Hope of a stronger recovery fueled by proposed structural changes in the socialist framework of our economy is obviously driving the asset and commodity prices higher. I shall ride this boat wearing my life vest, holding my emergency kit in my hand and sitting closer to the fringe so that I could jump off well in time before the boat hits the rock.

Wednesday, February 10, 2021

Floating between hope & desperation

 From the queries I receive from friends and readers these days, one thing appears certain – these are most challenging times for small and HNI investors, especially those who decided to raise substantial cash in their portfolios last spring as the pandemic fear gripped the markets.

Many of these investors are not convinced about the sustainability of current stock prices and continue to expect a sharp correction is in the offing. Nonetheless, they find the daily rise in stock prices alluring and difficult to resist. In this intense struggle between their convictions, expectations, beliefs, fear of missing out (FOMO) on a secular rally (if their conviction is misplaced), and greed to make some quick money, some of them appear to have already surrendered to their fears (FOMO) and greed and invested in stocks which normally they would have avoided due to inferior quality of management, earnings and/or balance sheet.

I personally do not support –

(i)     A binary call on portfolio, i.e., mostly invested or mostly cash.

I like to stick to my pre-defined asset allocation, regardless of the market conditions. An opportunistic tactical allocation sometimes becomes necessary, but it does not exceed 10% of the standard allocation.

(ii)    Investing against conviction.

I find investing in ideas without conviction or with borrowed conviction totally avoidable. Empirically, I have found most investment endeavour that lacked conviction or were based on borrowed conviction, usually get wound up in an unpleasant manner.

(iii)   Allowing the sentiments of greed and fear to drive investment strategy.

Investment strategy of an investors should be driven by his individual circumstances – stability & security of income, health, savings, financial and social status (house, marriage, dependent children & parents) etc. Market movement driving the investment strategy is a certain prescription for disaster, in my view.
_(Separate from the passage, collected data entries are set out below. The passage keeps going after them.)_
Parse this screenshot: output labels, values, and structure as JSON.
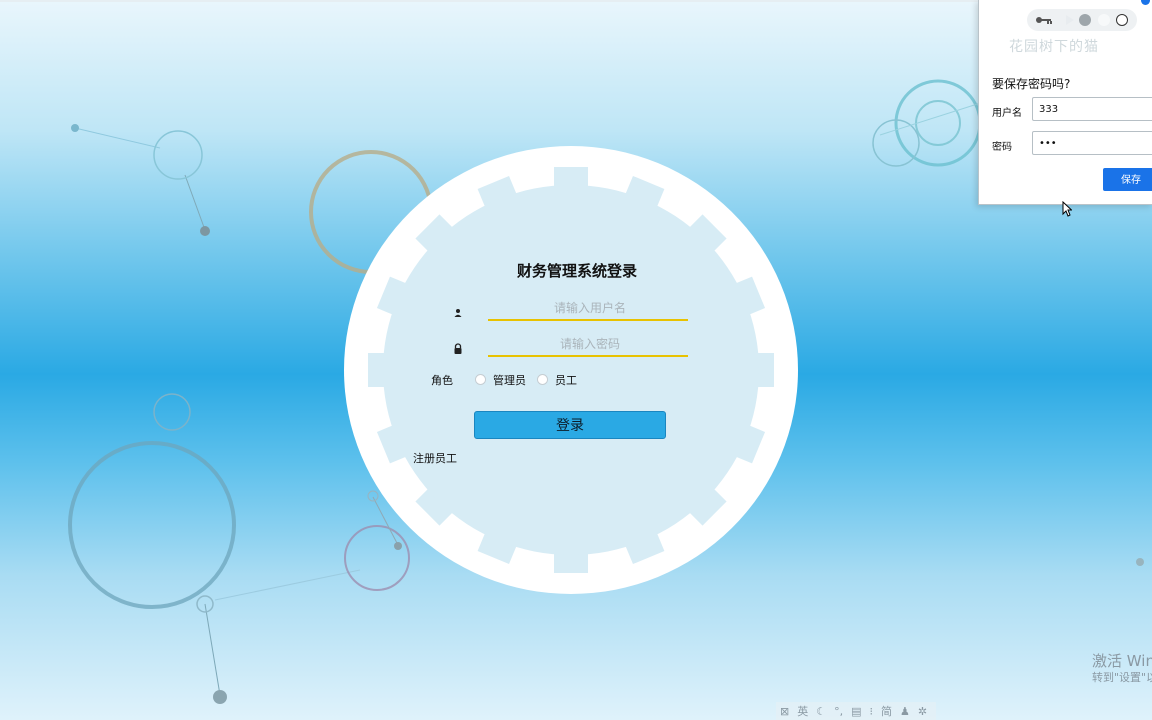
{
  "login": {
    "title": "财务管理系统登录",
    "username_placeholder": "请输入用户名",
    "password_placeholder": "请输入密码",
    "role_label": "角色",
    "role_options": [
      "管理员",
      "员工"
    ],
    "login_button": "登录",
    "register_link": "注册员工"
  },
  "save_password_popup": {
    "title": "要保存密码吗?",
    "username_label": "用户名",
    "username_value": "333",
    "password_label": "密码",
    "password_value": "•••",
    "save_button": "保存",
    "watermark": "花园树下的猫",
    "icons": [
      "key-icon",
      "play-icon",
      "record-icon",
      "circle-icon"
    ]
  },
  "system": {
    "activation_title": "激活 Win",
    "activation_sub": "转到\"设置\"以",
    "ime_items": [
      "英",
      "简"
    ]
  },
  "colors": {
    "accent_blue": "#2aa9e4",
    "field_underline": "#e8c200",
    "save_blue": "#1a73e8"
  }
}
(iv)   Investing in poor quality for quick gains.

Just because the good quality stocks and bonds are have become expensive cannot be an argument for buying poor quality bonds or stocks. The events in stock and bond markets during 2017-2019 could be a good guide on how to conquer the temptation to make quick gains in stocks or earn few extra bps on bonds.

(v)    Bothering about relative return.

The rule is that if you are diabetic, the sweets in neighbour’s plate should not be your concern. The investment goals (returns) of an individual investor should be mostly pre-defined as per his investment strategy based on his risk profile. Benchmarking returns to some random index or other measure may be appropriate for professional investors (e.g., fund managers) whose remuneration depends on his performance. For individual investors it is meaningless. Remember, you have to pay your child’s college fee from the money you earn from investment. You cannot be happy losing only 2% when Nifty is down 12%.

So, my suggestion is that the investors suffering from fear or greed may urgently call their respective advisors and make an investment strategy for themselves, rather than floating uncontrollably between hope & desperation.

I would also recommend keeping investment strategy away from the realm of fiction. Being average is a great strength for an investor. Over 90% of Indian investors may be earning less than nominal GDP growth rate on their financial investment portfolio over a longer period. Chasing the returns usually seen in fictional success stories and few cases of extraordinary brilliance, could be dangerous to their financial health. Always remember you are riding an ordinary bicycle. You should not be competing with 1500tonne Lorries racing on expressways, for you might get crushed without anyone noticing.